Among other things, the company SyTech deals with the deanonymization of TOR traffic. Further projects are aimed at users of social media as well as students and pensioners. The hackers crack an Active Directory server and capture around 7.5 GB of data.
The Russian company SyTech, which works for the domestic intelligence service FSB, was apparently the target of a hacker attack. The unknown perpetrators were given information about internal projects of the Moscow-based organization. Among other things, SyTech deals with the de-anonymization of TOR traffic on behalf of the FSB.
Hackers breach FSB Contractor
The break-in took place on July 13th. The hackers, who call themselves 0v1ru $, entered SyTech’s Active Directory server, giving them access to the company’s entire network. Among other things, they compromised an instance of the Jira project tracking software.
Overall, they captured 7.5 GB of data from the FSB supplier. They also hijacked his website and showed there a so-called Yoba Face, a popular in Russia Emoji, which stands for trolling.
This second group finally made public the stolen data late last week and also handed it over to journalists. They want to have found in their analysis that SyTech at least since 2009 worked for the FSB. That’s what BBC calls Russia
Under the name Nautilus-S, SyTech tried to de-anonymize the traffic of TOR networks with the help of fake TOR servers. Hope, in turn, was supposed to uncover the topology of the Russian Internet and its connections to the networks of other states.
In addition, on behalf of the FSB, SyTech developed an intranet for highly confidential data of senior officials such as judges and local government representatives, which is separate from the rest of the state IT network. Other projects are said to have dealt with protocols such as Jabber, ED2K, and OpenFT. However, files published by the Digital Revolution on Twitter also suggest monitoring students and retirees.
At least two of these projects have been demonstrably implemented.
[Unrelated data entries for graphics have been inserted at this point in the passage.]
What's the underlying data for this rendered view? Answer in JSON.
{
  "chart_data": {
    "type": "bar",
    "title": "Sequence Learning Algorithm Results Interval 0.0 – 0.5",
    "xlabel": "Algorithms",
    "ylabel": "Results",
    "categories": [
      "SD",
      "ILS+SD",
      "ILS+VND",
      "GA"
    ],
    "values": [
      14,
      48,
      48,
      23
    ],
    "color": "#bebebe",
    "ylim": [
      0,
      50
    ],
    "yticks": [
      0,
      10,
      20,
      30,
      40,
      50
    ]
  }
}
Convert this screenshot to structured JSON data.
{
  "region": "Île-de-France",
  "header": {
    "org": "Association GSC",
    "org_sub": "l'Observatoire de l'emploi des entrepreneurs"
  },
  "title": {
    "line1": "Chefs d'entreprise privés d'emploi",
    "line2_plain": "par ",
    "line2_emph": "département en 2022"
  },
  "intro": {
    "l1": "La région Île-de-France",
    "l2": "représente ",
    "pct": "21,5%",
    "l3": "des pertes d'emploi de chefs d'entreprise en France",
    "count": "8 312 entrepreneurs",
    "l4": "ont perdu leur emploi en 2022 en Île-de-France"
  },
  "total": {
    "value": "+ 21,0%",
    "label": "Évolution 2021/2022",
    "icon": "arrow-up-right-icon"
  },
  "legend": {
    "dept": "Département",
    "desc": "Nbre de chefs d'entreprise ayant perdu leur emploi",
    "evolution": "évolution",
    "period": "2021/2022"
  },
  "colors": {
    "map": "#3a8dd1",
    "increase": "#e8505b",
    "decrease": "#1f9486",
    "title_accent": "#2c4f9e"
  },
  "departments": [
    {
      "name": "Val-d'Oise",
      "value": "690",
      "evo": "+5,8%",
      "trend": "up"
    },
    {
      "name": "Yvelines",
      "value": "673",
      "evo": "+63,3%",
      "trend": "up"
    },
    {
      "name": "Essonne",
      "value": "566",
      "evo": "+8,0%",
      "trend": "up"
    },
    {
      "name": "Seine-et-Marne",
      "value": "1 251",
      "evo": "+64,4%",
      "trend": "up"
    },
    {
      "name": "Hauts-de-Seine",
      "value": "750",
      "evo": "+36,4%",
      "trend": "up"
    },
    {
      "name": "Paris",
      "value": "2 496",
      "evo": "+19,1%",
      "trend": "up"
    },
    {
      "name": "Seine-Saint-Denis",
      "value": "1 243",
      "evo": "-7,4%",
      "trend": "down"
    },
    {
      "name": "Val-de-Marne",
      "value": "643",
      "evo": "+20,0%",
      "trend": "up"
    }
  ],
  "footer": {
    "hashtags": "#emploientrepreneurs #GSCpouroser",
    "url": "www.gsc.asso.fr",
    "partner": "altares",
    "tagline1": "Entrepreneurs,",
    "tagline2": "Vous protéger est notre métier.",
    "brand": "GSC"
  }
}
According to BBC Russia, the project to de-anonymize TOR traffic started in 2012. About two years later, researchers from Karlstad University in Sweden discovered that fake TOR exit nodes are trying to decrypt TOR traffic. 18 of the 25 dangerous TOR servers were found in Russia. On them ran the TOR version 02.2.37, which is now also called in the leaked files from SyTech.
The second implemented the project is Hope for analyzing the structure of the Russian Internet. The results of this project allowed Russia earlier this year to test the national Internet from the rest of the World Wide Web.